For most tagging systems the total number of tags in the collective vocabulary is much less than the total number of objects being tagged. We collected del.icio.us bookmarking data using a custom web crawler and screen scraper in late-summer 2006. We collected 9,853,345 distinct documents 140,182 users, and 118,456 users in our dataset for a total of roughly 35 milliion bookmarks. The ratio of unique documents to unique tags is almost 84. Given this multiplicity of tags to documents, a question remains: how effective are the tags at isolating any single document? Naively, if we specify a single tag in this system we would uniquely identify 84 documents--- thus the answer to our question is ``not very well!''. However this method carries a faulty assumption; not every document is equal. Some documents are more popular and important than others, and this importance is conveyed by the number bookmarks per document. Thus, we can reformulate the above question to be: how well does the mapping of tags to documents retain about the distribution of the documents?
This is where Information Theory comes in. Information theory provides a natural framework to understand the
amount of shared information between two random variables. The conditional entropy measures the amount of
entropy remaining in one random variable when we know the value of a second random variable.
The entropy of documents conditional on tags, H(D|T), is increasing rapidly. What this means is that, even after knowing completely the value of a tag, the entropy of the set of documents is increasing over time. Conditional Entropy asks the question: "Given that I know a set of tags, how much uncertainty regarding the document set that I was referencing with those tags remains?"
The fact that this curve is strictly increasing suggests that the specicity of any given tag is decreasing. That is to say, as a navigation aid, tags are becoming harder and harder to use. We are moving closer and closer to the proverbial "needle in a haystack" where any single tag references too many documents to be considered useful. "Aha!" you say, because users can respond to this by using more tags per bookmark. This way, they can specify several tags (instead of just a single one) to retrieve the exactly the document they want. If you thought that, you'd be right.

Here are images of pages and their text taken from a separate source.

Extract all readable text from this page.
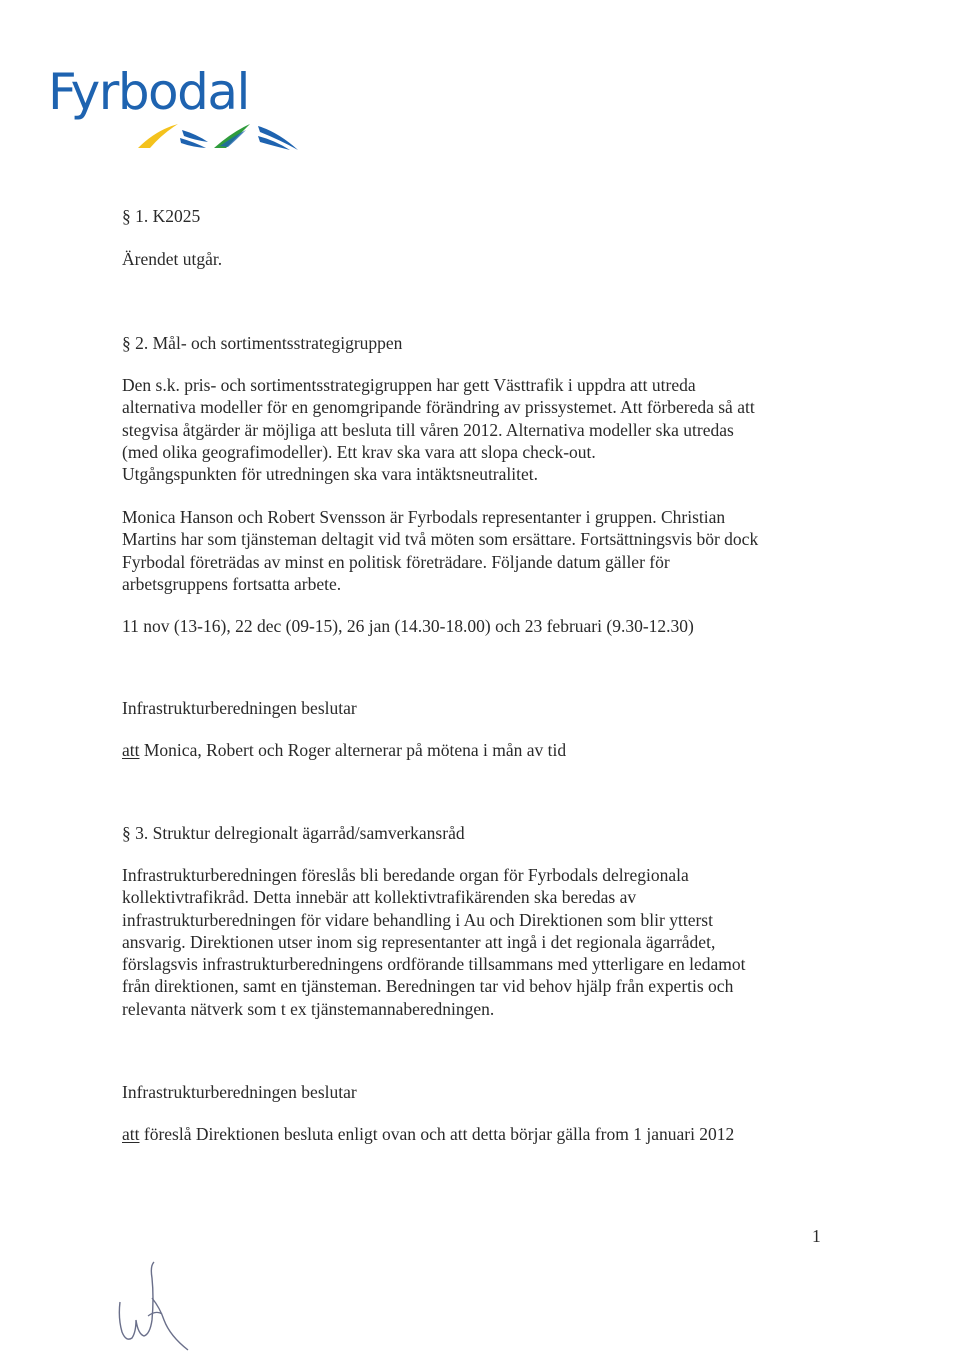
Fyrbodal
§ 1. K2025
Ärendet utgår.
§ 2. Mål- och sortimentsstrategigruppen
Den s.k. pris- och sortimentsstrategigruppen har gett Västtrafik i uppdra att utreda
alternativa modeller för en genomgripande förändring av prissystemet. Att förbereda så att
stegvisa åtgärder är möjliga att besluta till våren 2012. Alternativa modeller ska utredas
(med olika geografimodeller). Ett krav ska vara att slopa check-out.
Utgångspunkten för utredningen ska vara intäktsneutralitet.
Monica Hanson och Robert Svensson är Fyrbodals representanter i gruppen. Christian
Martins har som tjänsteman deltagit vid två möten som ersättare. Fortsättningsvis bör dock
Fyrbodal företrädas av minst en politisk företrädare. Följande datum gäller för
arbetsgruppens fortsatta arbete.
11 nov (13-16), 22 dec (09-15), 26 jan (14.30-18.00) och 23 februari (9.30-12.30)
Infrastrukturberedningen beslutar
att Monica, Robert och Roger alternerar på mötena i mån av tid
§ 3. Struktur delregionalt ägarråd/samverkansråd
Infrastrukturberedningen föreslås bli beredande organ för Fyrbodals delregionala
kollektivtrafikråd. Detta innebär att kollektivtrafikärenden ska beredas av
infrastrukturberedningen för vidare behandling i Au och Direktionen som blir ytterst
ansvarig. Direktionen utser inom sig representanter att ingå i det regionala ägarrådet,
förslagsvis infrastrukturberedningens ordförande tillsammans med ytterligare en ledamot
från direktionen, samt en tjänsteman. Beredningen tar vid behov hjälp från expertis och
relevanta nätverk som t ex tjänstemannaberedningen.
Infrastrukturberedningen beslutar
att föreslå Direktionen besluta enligt ovan och att detta börjar gälla from 1 januari 2012
1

The plot here shows that the average number of tags per bookmark is around 2.8 as of late summer 2006. We have seen a similar trend in the number of query terms in search engine query logs increasing. As the size of the web increases, in order to find specific facts and items, users have to specify more keywords in order to find a specific content. The same evolutionary pressure appears to be at work here in the tagging behavior of users.
Another way to look at the data is to think about Mutual Information, which is a measure of independence between the two variables. Full independence is reached when I(D;T) = 0. As seen in here the trend is steep and quickly decreasing. As a measure of usefulness of the tags and their encoding, this suggests a worsening trend in the ability of users to specify and find tags and documents.
While our crawl at the time is probably incomplete, but this could be a reasonable method to look at the evolutionary trends of a social tagging system. More importantly, it suggests that we need to build search and recommendation systems that help users sift through resources in social tagging systems.
The references are:
Ed H. Chi, Todd Mytkowicz. Understanding the Efficiency of Social Tagging Systems using Information Theory. In Proc. of ACM Conference on Hypertext 2008. (to appear). ACM Press, 2008. Pittsburgh, PA.
(poster) Ed H. Chi, Todd Mytkowicz. Understanding the Efficiency of Social Tagging Systems using Information Theory. In Proc. of the Second International Conference on Weblogs and Social Media (ICWSM2008). Seattle, WA.